Des
« mouvements pacifistes » aux « mouvements anti-occupation »
israéliens
Matériau pour une
réflexion sur les mobilisations contre l’occupation de 1967 à nos jours
Karine Lamarche
Résumé
Dès les années suivant la
conquête des territoires palestiniens par Israël lors de la guerre des Six jours
de 1967, des groupes militants ont commencé à se mobiliser, dans ce pays,
pour mettre en garde contre les dangers de l’occupation sur le long terme et
pour appeler à échanger les territoires nouvellement conquis contre des
frontières sûres. Parmi eux, le plus connu est probablement Shalom
Ah’shav (« La paix maintenant »), fondé en 1978 par des
officiers réservistes pour influencer les négociations de paix entre l’Egypte
et Israël. Souvent présenté comme le représentant le plus légitime du
« camp de la paix » israélien, ce mouvement est pourtant loin de
recueillir l’adhésion de tous ceux qui se mobilisent contre l’occupation,
notamment depuis le déclenchement de la seconde Intifada. Cette période a en
effet constitué, comme cet article le montrera, un moment de rupture dans
l’histoire des mouvements pacifistes israéliens, amenant des formes de
protestation plus subversives à se développer au sein de nouveaux groupes
militants, tandis que le mouvement de masse qui avait existé jusqu’alors se
disloquait. Elle a par ailleurs contribué à raviver l’opposition
modérés/radicaux, souvent présentée comme principale ligne de fracture d’un
camp de la paix qui serait divisé entre d’un côté des pacifistes patriotes,
inquiets du risque de corruption morale lié à l’occupation et de l’autre des
militants non- voire antisionistes préoccupés principalement par le sort des
Palestiniens. Nous verrons ici que cette dichotomie modérés/radicaux présente
des limites de taille et qu’elle ne peut s’envisager que dans une perspective
structurelle et dynamique. Ainsi, nous montrerons que la radicalisation
prêtée à de nombreux militants et initiatives de la seconde Intifada est
avant tout le fait d’un travail de labellisation mené par les autorités
étatiques et par les médias, ainsi que le produit d’un rapport de force sur
le terrain de plus en plus difficile avec les représentants de l’ordre,
contribuant à rendre les répertoires d’actions d’autant plus transgressifs.

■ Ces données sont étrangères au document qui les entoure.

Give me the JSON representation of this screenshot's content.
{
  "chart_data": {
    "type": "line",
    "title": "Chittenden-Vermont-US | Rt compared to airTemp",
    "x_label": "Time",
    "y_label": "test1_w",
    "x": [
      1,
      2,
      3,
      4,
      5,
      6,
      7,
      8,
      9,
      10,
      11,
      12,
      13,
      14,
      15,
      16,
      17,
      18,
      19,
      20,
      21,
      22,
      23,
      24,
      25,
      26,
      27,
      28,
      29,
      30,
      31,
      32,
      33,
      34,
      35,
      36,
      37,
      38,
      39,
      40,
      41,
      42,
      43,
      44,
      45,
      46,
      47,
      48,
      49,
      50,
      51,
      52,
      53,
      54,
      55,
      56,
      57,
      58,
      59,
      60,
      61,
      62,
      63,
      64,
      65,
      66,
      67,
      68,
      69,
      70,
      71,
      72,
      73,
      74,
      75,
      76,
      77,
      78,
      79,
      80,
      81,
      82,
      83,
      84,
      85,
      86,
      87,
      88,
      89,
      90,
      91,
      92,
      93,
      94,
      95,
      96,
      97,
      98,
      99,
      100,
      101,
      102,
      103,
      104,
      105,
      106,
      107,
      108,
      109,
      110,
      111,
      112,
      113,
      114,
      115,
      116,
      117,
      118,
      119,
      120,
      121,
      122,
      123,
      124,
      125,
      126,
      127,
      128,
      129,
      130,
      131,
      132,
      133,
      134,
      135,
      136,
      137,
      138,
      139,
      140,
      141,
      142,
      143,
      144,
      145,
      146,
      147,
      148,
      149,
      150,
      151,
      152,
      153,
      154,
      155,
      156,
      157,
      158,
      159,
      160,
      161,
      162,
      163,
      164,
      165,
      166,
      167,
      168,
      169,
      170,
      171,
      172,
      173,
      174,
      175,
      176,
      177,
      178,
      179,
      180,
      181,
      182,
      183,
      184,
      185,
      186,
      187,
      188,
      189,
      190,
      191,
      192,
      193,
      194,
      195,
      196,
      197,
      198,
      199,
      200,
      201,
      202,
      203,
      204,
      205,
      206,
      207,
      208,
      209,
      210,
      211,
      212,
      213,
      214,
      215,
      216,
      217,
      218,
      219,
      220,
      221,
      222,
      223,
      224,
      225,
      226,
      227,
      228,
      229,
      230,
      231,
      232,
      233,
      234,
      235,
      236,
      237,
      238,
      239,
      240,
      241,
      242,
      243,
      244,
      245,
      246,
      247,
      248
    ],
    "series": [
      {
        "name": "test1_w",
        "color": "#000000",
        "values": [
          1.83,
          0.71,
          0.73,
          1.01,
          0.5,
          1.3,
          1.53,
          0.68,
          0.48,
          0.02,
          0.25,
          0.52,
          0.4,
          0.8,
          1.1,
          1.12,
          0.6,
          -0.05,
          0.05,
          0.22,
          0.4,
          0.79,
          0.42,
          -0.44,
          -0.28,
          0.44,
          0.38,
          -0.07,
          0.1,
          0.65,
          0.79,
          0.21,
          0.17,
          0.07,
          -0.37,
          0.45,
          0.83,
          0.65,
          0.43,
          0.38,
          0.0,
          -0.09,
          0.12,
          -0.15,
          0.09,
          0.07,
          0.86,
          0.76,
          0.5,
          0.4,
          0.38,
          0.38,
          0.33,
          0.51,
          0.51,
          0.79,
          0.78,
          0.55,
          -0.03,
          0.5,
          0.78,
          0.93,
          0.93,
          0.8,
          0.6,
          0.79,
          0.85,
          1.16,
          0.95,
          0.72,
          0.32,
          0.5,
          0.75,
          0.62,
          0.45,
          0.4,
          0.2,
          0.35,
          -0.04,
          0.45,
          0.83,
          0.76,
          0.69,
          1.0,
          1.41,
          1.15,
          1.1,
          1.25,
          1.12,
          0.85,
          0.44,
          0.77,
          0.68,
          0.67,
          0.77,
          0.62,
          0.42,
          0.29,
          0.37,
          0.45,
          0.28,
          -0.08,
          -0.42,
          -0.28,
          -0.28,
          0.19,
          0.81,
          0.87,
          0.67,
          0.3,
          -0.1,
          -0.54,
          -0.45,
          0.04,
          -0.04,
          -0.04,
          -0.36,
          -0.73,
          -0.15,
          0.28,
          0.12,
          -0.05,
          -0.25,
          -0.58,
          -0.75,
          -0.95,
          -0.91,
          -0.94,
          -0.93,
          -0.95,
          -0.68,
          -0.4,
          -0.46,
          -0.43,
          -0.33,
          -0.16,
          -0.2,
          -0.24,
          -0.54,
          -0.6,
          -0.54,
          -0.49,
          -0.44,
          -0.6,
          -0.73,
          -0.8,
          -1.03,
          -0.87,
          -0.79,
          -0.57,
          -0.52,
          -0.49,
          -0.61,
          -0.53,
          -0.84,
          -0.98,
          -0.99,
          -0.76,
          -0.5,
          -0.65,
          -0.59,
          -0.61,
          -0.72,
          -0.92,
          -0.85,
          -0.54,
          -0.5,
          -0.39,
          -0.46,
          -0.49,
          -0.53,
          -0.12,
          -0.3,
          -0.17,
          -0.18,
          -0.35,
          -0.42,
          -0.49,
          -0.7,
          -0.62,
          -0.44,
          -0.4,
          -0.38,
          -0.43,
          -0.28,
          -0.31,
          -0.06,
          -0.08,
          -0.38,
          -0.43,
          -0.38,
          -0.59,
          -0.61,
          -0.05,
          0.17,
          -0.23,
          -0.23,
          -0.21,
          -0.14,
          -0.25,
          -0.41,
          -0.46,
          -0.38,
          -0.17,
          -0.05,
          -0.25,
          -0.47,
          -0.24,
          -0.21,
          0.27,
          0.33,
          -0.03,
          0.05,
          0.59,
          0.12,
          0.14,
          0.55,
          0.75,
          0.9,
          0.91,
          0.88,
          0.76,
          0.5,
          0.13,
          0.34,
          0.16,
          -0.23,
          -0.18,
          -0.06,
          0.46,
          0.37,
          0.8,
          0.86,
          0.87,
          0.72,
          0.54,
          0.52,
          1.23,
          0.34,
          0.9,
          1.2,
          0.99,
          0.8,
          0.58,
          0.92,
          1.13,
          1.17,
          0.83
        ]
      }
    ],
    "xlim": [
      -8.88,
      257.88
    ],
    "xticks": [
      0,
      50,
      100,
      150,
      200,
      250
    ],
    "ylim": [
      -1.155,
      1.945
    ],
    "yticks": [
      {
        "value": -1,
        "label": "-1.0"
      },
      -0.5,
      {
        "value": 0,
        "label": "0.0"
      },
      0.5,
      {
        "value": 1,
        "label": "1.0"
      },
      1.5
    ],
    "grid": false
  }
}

Cet article présentera divers groupes et organisations qui ont contribué à
écrire l’histoire du mouvement pacifiste israélien, de manière non-exhaustive
et suivant un développement chronologique. La première partie sera consacrée
aux années succédant la conquête des territoires palestiniens, caractérisées
par des mobilisations pacifistes à caractère sécuritaire (« le Mouvement
pour la paix et la sécurité », Oz Ve’Shalom, « la Paix
Maintenant », etc.) mais aussi par la première initiative de
protestation israélo-palestinienne conjointe (le « Comité de solidarité
avec l’Université Bir Zeit »). Dans un second temps, nous examinerons la
période des années 80 marquée par la guerre du Liban puis par la première
Intifada, et qui vit l’émergence d’un mouvement pacifiste de masse. Celui-ci
se caractérisa notamment par l’apparition de nombreuses organisations créées
dans le but de défendre les droits de l’homme (HaMoked, les
« Rabbins pour les droits de l’homme », ICAHD, B’Tselem,
etc.), mais aussi de groupes dénonçant, de manière plus ou moins subversive,
l’occupation et ses conséquences sur la société israélienne (Daï
La’Kibush, The 21st Year, les « Femmes en
Noir », etc.). Oslo constitue évidemment un moment charnière pour le
camp de la paix israélien puisque le projet pour lequel celui-ci s’était
mobilisé sembla sur le point d’aboutir pour finalement échouer radicalement.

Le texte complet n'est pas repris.